All the video’s are posted under the terms of the broadcast companies that own the copyrights, but general intellectual property rights rule is ‘rights restricted and ‘free access’, a term that is not further precised.
On the blog of the website a great list of open, freely available and sometimes freely usable video resources is published. The blogpost titled The Open Video Landscape: 90+ Web Sources You Might Have Missed explains how you can find video’s that are licensed as Creative Commons, it lists resources where you can find Video footage for Remix and Reuse of different types: collections of public domain films, educational sites and community projects.
“As copyright is being challenged in all domains (see our expanding list on IPR issues), how is online video earmarked (or not) for reuse?
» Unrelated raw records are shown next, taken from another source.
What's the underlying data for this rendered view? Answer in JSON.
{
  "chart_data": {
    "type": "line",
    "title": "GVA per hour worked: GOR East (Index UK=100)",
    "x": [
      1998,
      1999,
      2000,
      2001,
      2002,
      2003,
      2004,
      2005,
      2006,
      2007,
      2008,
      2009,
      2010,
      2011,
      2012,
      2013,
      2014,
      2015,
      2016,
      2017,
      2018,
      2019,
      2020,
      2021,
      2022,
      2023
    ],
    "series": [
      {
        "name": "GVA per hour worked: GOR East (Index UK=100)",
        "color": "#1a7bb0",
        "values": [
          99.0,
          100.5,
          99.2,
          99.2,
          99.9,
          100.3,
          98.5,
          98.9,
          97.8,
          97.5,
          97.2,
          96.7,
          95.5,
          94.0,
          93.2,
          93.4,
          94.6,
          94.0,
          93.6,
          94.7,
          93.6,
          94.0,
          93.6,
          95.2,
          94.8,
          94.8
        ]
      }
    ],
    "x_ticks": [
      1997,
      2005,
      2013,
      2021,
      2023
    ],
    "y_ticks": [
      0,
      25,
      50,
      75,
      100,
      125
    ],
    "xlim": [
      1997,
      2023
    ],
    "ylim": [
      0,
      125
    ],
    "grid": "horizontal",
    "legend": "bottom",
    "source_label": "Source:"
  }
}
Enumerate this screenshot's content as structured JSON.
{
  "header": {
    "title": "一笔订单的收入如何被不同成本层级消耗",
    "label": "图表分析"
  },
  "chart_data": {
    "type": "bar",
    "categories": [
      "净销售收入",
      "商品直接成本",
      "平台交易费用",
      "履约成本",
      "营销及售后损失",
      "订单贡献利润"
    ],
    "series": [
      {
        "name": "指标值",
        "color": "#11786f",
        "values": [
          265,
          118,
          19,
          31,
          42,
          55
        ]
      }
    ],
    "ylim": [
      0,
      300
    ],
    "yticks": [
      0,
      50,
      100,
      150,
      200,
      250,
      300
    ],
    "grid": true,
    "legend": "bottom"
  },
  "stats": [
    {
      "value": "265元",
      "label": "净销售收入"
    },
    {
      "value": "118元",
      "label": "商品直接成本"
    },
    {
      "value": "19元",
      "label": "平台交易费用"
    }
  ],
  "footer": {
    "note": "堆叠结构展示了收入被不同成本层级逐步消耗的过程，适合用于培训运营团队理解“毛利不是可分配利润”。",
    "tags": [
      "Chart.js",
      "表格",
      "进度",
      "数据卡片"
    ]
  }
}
Giant steps have been made this year for the Creative Commons movement, as video giants YouTube and Vimeo give producers the ability to attach CC licenses to the content they upload. But while search giants Google and Yahoo do allow you to search for CC-licensed materials on the web and in image searches, finding CC video is still a bit harder. EUscreen is exploring how archive content can be made accessible broadly, whilst recognising the intellectual property rights of that content.”
“As all listings of “free” content, we would like to open with a brief note about what “free” means, especially with regard to “openness”. Some makers decided their work should be as open as possible, and use open technologies such as open source production materials for viewing and editing for the creation of their works. Other works are becoming available in the public domain or have been made available under a free-to-share license. While every work on this list is yours to see, not everything is therefore automatically “open” – or yours to pick up.”